Il faut noter comme une des particularités d’un système où la science tient tant de place la conception spéciale qui en est proposée. Envisageant la science d’un point de vue réaliste, Auguste Comte y aperçoit un produit de l’activité intellectuelle qui ne s’élabore que sous la pression du sens commun et qu’en vue de satisfaire à des fins utilitaires. Elle n’apparaît donc à aucun degré chez lui comme le privilège déconcertant d’une élite. Il a d’ailleurs des vues souvent profondes sur le rapport des sciences entre elles. Mais on peut lui reprocher sa tendance à emprisonner les différentes sciences dans des cadres trop rigides tracés du dehors. Et il y a chez lui par ailleurs une méconnaissance systématique du mouvement subjectif de l’esprit humain qui est en réalité le facteur principal dont l’intervention détermine le progrès scientifique. D’autre part, il admet, sans les soumettre à la critique philosophique, des postulats intellectuels qui ne s’appuient aucunement sur les sciences, mais qui servent à les fonder. Telles sont les propositions suivantes : — l’unité établie par une seule intelligence s’imposerait par cela même aux autres et mettrait fin à l’anarchie qui résulte de ce que chaque intelligence est en opposition avec elle-même (conception qui équivaut à une affirmation a priori de l’identité essentielle des esprits) ; — l’entendement est spontanément systématique ; — l’esprit humain a la faculté de séparer la théorie de la pratique ; — l’objet le plus élevé de la science est de définir le point de vue d’où tous les phénomènes apparaissent comme intelligibles, et ce point de vue est un comme l’entendement.
Dans l’ordre historique, il est certain que, aux yeux de Comte, les idées qu’il émet sont dégagées par lui de l’examen des faits qui manifestent l’évolution de l’esprit humain. Mais toute la question est précisément là. Car il s’agit de savoir si, telle qu’elle nous est ici suggérée, l’interprétation de l’histoire n’est pas elle-même déterminée par les idées qu’elle est censée découvrir.
Enfin, si la doctrine sociale de Comte a rendu des services en montrant que chaque forme du passé a eu sa raison d’être et en introduisant dans ce domaine un esprit scientifique, elle n’en fait pas moins appel à un sentiment mystique pour fonder le culte de l’Humanité. En même temps, faute de pénétration psychologique, Comte n’a pas vu que le réalisme humain est au-dessus de l’opposition qu’il établit entre l’individu etla société et qui l’amène à sacrifier l’individu à la société.
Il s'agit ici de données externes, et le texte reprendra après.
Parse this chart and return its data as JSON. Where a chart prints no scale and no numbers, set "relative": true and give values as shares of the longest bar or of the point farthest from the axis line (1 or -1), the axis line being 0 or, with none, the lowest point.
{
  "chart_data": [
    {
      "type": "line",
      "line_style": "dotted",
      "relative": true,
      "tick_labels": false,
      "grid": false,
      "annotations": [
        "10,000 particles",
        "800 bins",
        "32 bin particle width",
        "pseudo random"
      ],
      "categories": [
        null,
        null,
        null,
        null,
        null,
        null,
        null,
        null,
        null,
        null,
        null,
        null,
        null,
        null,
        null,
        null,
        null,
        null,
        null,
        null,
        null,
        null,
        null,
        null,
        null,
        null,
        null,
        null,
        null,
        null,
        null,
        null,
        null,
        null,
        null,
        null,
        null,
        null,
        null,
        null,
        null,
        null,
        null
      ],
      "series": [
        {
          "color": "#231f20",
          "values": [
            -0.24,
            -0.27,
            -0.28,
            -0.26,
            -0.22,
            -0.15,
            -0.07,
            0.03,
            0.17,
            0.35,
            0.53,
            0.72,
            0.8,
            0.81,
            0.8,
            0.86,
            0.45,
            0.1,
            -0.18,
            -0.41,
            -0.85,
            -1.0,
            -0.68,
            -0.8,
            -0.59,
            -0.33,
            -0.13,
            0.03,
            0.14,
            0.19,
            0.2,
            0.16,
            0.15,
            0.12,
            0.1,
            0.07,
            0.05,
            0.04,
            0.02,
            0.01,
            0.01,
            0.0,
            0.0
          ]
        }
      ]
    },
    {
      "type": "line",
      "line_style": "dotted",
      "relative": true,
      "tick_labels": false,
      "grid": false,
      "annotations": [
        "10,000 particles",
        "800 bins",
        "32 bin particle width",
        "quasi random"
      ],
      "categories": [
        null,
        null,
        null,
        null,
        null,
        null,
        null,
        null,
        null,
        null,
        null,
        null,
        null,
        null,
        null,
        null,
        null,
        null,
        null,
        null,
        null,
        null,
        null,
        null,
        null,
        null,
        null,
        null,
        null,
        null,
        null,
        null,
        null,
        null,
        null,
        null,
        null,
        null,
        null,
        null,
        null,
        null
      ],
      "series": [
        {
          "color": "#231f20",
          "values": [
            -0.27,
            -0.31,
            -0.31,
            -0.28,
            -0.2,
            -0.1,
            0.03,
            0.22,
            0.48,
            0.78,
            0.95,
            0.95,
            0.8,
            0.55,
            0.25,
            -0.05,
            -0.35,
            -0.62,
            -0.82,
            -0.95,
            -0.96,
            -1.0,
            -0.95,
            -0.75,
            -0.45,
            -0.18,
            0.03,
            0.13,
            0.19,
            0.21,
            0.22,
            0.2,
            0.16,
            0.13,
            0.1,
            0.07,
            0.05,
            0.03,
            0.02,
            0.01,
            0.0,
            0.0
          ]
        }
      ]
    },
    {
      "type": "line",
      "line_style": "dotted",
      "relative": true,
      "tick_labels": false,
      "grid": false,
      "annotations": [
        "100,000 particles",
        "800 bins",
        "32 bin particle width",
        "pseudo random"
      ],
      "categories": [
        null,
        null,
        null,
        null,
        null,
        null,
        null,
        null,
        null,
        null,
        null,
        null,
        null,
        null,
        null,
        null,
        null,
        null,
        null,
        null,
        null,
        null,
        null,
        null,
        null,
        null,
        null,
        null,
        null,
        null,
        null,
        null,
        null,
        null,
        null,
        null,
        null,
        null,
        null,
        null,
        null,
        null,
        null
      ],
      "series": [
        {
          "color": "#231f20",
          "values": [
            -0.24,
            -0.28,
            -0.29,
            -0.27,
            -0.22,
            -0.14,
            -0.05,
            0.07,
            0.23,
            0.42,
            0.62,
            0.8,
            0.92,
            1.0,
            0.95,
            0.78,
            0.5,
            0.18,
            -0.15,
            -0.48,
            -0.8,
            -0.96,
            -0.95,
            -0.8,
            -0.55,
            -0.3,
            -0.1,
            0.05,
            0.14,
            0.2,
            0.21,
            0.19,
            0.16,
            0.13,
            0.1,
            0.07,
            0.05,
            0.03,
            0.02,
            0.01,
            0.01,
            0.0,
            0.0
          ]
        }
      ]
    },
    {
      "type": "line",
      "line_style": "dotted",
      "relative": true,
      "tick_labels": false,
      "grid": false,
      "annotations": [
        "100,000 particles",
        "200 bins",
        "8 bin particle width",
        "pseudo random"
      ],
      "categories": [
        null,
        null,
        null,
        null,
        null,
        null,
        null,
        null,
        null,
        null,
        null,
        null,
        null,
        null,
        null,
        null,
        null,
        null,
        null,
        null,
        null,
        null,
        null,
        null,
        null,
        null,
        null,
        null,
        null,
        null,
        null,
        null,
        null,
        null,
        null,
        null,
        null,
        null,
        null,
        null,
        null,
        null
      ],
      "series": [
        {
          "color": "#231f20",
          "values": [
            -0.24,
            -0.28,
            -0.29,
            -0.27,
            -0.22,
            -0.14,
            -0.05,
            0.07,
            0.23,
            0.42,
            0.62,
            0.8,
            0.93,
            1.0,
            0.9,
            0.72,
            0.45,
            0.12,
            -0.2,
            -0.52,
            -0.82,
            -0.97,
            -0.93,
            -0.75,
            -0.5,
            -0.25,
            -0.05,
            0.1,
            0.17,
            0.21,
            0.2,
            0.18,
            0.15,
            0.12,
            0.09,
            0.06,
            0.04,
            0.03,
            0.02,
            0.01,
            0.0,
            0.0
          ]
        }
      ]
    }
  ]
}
À vrai dire, le seul mouvement de la pensée nous conduit nécessairement à une conception de l’universel qui n’exclut pas, mais qui implique le singulier. De ce point de vue supérieur, individu et société sont deux termes solidaires, et non contradictoires. Dans la vérité des choses, si nous acceptons la société avec tous les devoirs qu’elle nous impose, c’est parce que nous trouvons dans notre esprit quelque chose qui y répond et dans notre personnalité morale le principe d’une autonomie contre laquelle rien de ce qui nous est extérieur ne saurait en aucun cas prévaloir[2].
- ↑ Le début et la fin de ce chapitre reproduisent, comme pour l’ensemble de cet ouvrage, les notes préparatoires aux leçons professées en Sorbonne. Mais, à partir du point marqué par l’astérisque de la page 325, jusqu’à l’astérisque de la page 357, nous substituons à ce texte le fragment rédigé par Victor Delbos, alors que, son cours à peine terminé, il se mettait à composer le livre qu’il avait hâte de publier sur la Philosophie française. Si la place ne nous était mesurée, il serait intéressant de comparer les deux rédactions, l’une écrite pour ainsi dire d’un jet après une minutieuse préparation en vue de la parole publique, l’autre de forme plus travaillée et plus serrée ainsi que le comportent des lecteurs attentifs. Dans l’une de ses dernières lettres, en mai 1916, il m’annonçait qu’il avait commencé ce travail de refonte paradoxalement par la fin de son cours, par Saint-Simon. — (M. B.)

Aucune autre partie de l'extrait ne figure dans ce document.